Both sides are "eager to solve this issue," said Mr. Fu, whose advocacy group focuses on the rights of Christians in China and who maintains a network of contacts in the country.
"It really depends on China's willingness to facilitate Chen's exit," he added.
Mr. Chen, a well-known dissident who angered authorities in rural China by exposing forced abortions, made a surprise escape from house arrest a week ago into what activists say is the protection of U.S. diplomats in Beijing, posing a delicate diplomatic crisis for both governments.
At a briefing in Washington on Monday, State Department spokeswoman Victoria Nuland declined to comment on Mr. Chen's case.
She gave the first U.S. government confirmation that Assistant Secretary of State Kurt M. Campbell is in Beijing but described his visit as preparation for Mrs. Clinton's trip.
She said the U.S.-China Strategic Dialogue is planned to go ahead.
Both sides want the annual talks to provide ballast to a relationship that is often rocky and to provide ways of working out disputes on trade, Taiwan, Syria, Iran and North Korea.
In a video made after Mr. Chen escaped from his village and released on Friday, the activist makes no mention of wanting to go abroad.
Instead, he beseeches Premier Wen Jiabao to investigate the beatings, harassment and other mistreatment he says he, his wife and daughter suffered at the hands of local officials during 20 months of house arrest.

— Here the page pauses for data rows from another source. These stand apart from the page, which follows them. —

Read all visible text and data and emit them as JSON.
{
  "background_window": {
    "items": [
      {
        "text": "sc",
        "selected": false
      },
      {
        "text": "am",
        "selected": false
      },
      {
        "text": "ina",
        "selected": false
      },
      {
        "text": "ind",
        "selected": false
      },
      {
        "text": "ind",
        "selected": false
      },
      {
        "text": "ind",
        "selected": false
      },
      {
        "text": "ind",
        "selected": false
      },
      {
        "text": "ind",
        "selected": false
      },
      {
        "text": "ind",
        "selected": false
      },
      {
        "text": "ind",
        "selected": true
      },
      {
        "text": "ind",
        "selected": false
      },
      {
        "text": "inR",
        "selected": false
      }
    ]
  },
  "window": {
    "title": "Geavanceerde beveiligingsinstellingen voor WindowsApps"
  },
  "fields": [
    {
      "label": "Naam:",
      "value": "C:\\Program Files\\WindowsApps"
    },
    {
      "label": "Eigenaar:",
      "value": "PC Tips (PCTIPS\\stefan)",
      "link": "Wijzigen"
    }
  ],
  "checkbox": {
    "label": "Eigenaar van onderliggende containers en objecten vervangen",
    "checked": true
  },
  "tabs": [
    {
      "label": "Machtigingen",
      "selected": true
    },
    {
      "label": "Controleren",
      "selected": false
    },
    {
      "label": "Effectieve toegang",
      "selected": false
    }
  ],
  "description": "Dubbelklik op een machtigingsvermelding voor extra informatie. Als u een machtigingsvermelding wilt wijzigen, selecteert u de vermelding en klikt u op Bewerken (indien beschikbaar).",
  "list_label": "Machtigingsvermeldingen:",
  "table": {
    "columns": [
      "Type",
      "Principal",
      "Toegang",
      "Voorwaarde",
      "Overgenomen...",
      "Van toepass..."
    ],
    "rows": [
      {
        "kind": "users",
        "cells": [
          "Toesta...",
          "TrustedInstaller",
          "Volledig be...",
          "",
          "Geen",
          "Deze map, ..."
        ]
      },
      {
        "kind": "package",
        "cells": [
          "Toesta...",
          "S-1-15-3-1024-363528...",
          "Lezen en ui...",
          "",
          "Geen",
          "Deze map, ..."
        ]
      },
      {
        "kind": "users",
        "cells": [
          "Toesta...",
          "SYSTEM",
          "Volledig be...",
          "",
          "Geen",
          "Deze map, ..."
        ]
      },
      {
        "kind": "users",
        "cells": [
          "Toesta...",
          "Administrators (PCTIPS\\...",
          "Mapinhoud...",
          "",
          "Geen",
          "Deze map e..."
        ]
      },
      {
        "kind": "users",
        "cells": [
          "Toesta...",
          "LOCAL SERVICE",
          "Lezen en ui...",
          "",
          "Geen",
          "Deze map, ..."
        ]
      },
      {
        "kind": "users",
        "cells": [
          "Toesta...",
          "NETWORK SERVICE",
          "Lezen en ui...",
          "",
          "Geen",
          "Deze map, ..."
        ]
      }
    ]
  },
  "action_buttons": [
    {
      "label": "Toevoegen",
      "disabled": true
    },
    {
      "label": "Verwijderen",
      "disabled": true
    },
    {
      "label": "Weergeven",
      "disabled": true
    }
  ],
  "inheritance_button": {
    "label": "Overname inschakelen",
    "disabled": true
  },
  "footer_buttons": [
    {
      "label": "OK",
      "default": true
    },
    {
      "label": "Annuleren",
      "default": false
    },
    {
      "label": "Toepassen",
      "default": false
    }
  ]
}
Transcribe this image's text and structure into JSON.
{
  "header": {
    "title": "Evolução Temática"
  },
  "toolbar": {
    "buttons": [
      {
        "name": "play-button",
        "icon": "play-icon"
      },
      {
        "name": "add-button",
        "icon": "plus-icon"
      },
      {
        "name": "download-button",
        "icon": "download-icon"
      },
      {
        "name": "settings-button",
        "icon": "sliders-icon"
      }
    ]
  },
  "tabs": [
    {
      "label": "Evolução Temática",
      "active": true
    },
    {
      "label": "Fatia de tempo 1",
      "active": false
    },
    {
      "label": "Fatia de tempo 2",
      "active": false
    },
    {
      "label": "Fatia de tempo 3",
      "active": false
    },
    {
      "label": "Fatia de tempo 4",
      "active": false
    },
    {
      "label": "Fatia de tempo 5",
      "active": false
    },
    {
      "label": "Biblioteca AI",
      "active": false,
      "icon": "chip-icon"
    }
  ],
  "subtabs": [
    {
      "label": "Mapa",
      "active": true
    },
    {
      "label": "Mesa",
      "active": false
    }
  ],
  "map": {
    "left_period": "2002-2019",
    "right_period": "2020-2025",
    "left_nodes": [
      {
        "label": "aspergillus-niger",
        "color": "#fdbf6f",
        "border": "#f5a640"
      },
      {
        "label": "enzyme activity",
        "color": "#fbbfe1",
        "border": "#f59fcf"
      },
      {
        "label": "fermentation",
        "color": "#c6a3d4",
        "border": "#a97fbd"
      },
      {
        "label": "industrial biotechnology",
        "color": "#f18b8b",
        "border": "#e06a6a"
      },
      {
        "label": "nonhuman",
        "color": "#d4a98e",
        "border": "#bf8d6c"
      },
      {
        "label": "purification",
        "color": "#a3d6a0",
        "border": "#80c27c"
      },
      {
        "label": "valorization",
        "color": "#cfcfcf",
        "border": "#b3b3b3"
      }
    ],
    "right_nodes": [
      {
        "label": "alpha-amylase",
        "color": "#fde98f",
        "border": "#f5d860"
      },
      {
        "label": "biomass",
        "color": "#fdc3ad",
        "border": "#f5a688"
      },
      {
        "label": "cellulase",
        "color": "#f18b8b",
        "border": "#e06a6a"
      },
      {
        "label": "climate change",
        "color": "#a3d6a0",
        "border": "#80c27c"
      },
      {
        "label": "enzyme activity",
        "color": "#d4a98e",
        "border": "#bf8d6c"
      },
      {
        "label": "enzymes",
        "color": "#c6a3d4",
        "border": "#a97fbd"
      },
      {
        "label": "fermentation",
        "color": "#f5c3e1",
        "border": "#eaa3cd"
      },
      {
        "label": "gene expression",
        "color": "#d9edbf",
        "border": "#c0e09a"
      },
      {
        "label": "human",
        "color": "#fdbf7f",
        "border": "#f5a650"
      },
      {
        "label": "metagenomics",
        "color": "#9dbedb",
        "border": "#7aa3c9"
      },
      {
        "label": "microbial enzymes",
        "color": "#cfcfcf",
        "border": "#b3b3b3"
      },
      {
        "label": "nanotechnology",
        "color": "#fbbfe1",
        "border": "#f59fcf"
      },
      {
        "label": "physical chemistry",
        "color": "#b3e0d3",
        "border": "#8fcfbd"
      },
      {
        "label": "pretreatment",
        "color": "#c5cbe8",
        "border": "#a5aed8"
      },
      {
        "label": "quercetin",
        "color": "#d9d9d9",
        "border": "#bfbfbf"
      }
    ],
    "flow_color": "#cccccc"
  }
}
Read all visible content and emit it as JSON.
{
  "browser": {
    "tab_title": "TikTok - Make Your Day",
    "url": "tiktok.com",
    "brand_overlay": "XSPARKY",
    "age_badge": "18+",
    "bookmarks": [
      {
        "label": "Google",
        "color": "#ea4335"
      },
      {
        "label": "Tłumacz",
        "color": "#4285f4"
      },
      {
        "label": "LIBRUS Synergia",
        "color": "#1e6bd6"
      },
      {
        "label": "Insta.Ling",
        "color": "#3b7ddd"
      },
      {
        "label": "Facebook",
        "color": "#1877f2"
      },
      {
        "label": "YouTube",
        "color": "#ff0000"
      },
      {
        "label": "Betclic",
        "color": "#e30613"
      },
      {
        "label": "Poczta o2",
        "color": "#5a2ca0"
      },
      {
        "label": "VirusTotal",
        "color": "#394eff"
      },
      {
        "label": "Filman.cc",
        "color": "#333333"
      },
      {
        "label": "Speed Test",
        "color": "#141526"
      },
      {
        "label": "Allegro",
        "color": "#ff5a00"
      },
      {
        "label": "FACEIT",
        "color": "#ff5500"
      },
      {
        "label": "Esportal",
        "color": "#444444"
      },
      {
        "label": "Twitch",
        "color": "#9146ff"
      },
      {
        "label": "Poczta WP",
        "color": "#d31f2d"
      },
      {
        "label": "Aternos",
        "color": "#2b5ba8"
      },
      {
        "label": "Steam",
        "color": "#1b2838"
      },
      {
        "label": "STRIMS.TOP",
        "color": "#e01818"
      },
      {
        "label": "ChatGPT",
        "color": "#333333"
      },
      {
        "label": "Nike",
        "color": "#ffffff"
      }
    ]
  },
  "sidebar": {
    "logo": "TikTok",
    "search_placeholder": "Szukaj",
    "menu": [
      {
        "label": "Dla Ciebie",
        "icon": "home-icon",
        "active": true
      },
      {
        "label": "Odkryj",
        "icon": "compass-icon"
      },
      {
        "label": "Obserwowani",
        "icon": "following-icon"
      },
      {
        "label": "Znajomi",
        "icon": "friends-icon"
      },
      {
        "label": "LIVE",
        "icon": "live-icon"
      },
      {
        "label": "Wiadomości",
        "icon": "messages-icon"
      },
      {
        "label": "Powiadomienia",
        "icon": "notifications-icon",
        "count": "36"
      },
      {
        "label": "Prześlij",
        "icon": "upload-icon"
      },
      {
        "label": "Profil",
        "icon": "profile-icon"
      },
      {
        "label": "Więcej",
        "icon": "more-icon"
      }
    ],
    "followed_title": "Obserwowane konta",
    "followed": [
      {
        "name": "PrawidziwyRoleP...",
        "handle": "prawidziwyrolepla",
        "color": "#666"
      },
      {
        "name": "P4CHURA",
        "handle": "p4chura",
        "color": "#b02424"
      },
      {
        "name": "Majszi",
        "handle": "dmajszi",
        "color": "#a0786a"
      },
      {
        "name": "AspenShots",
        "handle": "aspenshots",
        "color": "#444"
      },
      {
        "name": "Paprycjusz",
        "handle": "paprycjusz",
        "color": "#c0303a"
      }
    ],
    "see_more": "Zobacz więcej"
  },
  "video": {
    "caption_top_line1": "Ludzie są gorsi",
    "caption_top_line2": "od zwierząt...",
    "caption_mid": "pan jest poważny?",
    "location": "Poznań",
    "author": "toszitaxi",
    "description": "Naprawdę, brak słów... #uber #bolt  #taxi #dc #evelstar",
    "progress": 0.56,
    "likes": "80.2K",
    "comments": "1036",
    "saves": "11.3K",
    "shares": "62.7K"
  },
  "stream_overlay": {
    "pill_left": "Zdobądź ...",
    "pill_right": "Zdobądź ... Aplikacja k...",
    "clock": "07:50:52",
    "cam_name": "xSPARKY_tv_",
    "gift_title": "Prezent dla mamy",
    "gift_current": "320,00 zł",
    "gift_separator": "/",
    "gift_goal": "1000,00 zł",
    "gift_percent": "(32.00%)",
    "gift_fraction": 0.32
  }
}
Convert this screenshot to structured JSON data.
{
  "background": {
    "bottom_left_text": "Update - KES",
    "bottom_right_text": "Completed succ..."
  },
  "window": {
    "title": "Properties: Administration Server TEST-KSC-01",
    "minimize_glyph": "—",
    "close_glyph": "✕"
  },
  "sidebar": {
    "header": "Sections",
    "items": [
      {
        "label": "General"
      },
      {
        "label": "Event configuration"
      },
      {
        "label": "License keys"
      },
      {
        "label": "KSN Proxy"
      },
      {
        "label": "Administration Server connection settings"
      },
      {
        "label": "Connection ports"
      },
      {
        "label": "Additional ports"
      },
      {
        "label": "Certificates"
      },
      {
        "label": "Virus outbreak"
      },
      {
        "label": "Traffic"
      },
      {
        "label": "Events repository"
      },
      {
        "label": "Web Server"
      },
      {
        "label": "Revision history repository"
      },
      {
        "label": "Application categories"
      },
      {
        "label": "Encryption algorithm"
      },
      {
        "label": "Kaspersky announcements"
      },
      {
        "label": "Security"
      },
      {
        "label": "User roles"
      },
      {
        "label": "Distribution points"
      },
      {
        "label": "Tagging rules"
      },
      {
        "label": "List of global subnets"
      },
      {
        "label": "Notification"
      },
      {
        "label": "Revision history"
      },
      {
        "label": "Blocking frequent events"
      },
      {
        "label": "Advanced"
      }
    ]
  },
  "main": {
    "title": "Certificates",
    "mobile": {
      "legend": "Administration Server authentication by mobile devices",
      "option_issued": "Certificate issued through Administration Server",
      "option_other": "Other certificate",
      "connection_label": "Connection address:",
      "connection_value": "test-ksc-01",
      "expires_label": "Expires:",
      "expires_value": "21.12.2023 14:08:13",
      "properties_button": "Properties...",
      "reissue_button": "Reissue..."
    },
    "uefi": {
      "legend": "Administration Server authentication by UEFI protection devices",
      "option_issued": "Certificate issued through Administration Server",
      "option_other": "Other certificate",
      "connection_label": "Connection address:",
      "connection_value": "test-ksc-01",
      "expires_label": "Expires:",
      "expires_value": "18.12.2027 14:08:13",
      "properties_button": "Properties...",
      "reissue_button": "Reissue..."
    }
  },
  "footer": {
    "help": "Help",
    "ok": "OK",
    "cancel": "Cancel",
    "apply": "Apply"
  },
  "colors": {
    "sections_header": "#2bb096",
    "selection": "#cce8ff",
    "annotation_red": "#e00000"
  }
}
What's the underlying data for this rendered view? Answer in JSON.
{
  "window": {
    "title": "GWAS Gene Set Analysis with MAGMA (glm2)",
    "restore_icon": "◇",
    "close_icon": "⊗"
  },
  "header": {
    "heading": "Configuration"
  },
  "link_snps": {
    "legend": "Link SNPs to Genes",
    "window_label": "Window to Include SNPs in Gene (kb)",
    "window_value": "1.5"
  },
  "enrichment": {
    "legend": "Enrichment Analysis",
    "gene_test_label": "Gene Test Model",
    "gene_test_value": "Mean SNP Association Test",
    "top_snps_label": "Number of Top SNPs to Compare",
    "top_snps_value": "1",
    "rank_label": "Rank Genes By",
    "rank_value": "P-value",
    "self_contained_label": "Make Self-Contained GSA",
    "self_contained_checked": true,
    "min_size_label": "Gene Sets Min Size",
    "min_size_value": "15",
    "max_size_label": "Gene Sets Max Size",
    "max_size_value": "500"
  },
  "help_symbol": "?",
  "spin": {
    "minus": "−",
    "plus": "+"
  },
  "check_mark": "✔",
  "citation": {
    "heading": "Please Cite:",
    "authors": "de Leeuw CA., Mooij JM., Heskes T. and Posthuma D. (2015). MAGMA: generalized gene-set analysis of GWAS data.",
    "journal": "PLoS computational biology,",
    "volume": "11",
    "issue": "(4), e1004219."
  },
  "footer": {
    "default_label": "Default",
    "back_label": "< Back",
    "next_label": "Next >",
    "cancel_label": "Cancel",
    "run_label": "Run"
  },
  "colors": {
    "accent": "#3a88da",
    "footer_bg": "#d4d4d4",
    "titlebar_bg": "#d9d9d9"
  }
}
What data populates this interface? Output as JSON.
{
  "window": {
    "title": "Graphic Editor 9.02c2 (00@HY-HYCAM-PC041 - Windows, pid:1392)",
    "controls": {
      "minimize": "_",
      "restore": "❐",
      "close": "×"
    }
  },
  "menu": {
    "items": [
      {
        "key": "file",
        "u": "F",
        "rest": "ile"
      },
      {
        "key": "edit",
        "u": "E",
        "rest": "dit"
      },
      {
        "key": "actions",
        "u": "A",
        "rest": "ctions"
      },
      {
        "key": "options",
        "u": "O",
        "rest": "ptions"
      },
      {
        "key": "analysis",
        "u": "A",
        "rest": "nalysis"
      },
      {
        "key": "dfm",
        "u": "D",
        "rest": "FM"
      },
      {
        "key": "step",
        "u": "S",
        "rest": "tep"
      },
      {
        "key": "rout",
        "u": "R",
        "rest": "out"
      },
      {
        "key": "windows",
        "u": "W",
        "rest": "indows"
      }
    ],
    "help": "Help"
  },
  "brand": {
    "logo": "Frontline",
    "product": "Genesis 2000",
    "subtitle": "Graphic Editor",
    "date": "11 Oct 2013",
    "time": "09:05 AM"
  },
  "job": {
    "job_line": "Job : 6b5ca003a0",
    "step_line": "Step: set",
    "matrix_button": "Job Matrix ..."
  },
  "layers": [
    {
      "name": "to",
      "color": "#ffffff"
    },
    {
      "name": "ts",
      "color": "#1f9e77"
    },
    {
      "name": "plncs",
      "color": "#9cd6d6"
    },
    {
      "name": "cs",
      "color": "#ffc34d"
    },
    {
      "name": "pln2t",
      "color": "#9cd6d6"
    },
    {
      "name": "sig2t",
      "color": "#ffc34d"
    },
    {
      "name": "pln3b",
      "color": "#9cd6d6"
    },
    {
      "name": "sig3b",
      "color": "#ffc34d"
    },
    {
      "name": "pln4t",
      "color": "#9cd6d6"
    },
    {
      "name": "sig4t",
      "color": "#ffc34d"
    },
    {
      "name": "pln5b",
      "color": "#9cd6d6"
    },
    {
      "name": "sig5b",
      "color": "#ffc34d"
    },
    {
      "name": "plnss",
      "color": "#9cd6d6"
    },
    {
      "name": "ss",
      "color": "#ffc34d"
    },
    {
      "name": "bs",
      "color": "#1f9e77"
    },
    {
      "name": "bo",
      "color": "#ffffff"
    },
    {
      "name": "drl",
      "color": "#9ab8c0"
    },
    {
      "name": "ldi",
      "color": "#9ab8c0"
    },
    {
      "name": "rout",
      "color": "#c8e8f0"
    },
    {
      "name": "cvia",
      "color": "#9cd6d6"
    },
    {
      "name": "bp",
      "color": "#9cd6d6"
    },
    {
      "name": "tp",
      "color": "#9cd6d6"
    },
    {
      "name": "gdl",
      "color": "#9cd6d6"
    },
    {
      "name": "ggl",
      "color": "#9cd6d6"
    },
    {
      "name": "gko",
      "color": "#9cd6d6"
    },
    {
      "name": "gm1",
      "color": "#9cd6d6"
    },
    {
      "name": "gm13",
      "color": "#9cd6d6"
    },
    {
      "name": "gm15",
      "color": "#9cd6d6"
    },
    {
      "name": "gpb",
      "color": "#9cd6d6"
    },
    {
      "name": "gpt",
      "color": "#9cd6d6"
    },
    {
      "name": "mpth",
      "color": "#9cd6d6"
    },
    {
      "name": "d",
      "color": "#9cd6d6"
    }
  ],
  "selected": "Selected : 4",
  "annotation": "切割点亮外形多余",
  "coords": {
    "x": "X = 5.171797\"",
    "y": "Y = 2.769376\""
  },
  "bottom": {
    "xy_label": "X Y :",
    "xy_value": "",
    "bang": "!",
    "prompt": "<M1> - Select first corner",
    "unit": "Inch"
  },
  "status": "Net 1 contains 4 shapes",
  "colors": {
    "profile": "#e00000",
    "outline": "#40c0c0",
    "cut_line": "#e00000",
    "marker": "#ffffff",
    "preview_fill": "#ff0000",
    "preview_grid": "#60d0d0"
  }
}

If Mr. Chen were willing to leave China, Washington could ill afford to turn him away. Mrs. Clinton and other senior officials have repeatedly raised his case in meetings with Chinese officials.
President Obama is already under fire from Republicans over a case in which an aide to a senior Chinese leader entered the U.S. Consulate in Chengdu but then left, turning himself over to Chinese investigators.
Mr. Chen enjoys broad sympathy among the Chinese public for persevering in his activism despite being blind and despite repeated reprisals from local officials.
The European Union also issued a statement Monday calling for China to extend legal protections to him, his family and supporters.